Umumnya tipe komposit tersedia pada tekanan ledak dibawah tipe konvensional berbentuk kubahan dan memberi ketahanan yang lebih baik pada kondisi korosif dari material seal yang dipilih. ‘Slit top section’ menentukan saat terbuka/pecahnya rupture disk dan didesain untuk meminimalkan pecahnya top section ketika dibuat dengan seal non metal. Alat tambahan tetap harus disediakan jika ada kondisi vakum dan back pressure.
Bentuk datar dipakai untuk vessel bertekanan rendah atau isolasi peralatan seperti buangan udara (exhaust header) atau sisi outlet dari PRV. Jika hanya sebagai pembatas untuk korosi, maka tipe komposit datar beroperasi pada kondisi 50 persen dari rata-rata tekanan ledak (burst pressure) dan dipasang di antara flanges dibandingkan jenis lainnya. Rupture disk yang bereaksi pada kedua sisi menyediakan tekanan positif atau proteksi keadaan vakum.
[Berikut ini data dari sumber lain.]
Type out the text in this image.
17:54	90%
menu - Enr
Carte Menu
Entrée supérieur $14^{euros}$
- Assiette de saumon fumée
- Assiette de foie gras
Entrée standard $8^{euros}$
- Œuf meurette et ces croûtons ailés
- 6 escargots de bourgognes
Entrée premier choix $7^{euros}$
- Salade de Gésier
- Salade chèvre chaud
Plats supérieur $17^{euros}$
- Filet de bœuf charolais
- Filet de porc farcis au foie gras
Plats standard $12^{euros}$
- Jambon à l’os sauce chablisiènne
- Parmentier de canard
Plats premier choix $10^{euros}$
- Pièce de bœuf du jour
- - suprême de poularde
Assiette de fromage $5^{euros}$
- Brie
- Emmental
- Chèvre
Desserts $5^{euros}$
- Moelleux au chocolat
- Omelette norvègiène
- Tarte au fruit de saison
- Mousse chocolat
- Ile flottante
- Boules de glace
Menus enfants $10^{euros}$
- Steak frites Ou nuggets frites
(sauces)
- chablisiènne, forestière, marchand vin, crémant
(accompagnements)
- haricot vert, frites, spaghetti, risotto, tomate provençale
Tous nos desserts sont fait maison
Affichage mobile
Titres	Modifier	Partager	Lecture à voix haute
3.4. Reverse-Acting Rupture Disk
Berbentuk kubahan dari metal padat yang didesain untuk meledak bila overpressure terjadi pada sisi cembungnya. Tipe ini didesain untuk mengizinkan rasio yang lebih dekat dengan tekanan operasional dari system kepada tekanan ledakan sampai 90 persen dari rata-rata tekanan ledaknya. Biasanya tipe ini tidak pecah karena disk digerakkan oleh overpressure pada sisi cembungnya dan semakin tipis material disk yang digunakan semakin menambah ketahanan korosi, menghilangkan alat tamabahan untuk menghadapi kondisi vakum, menyediakan umur yang lebih panjang pada kondisi vakum yang berubah-ubah dan fluktuasi temperatur.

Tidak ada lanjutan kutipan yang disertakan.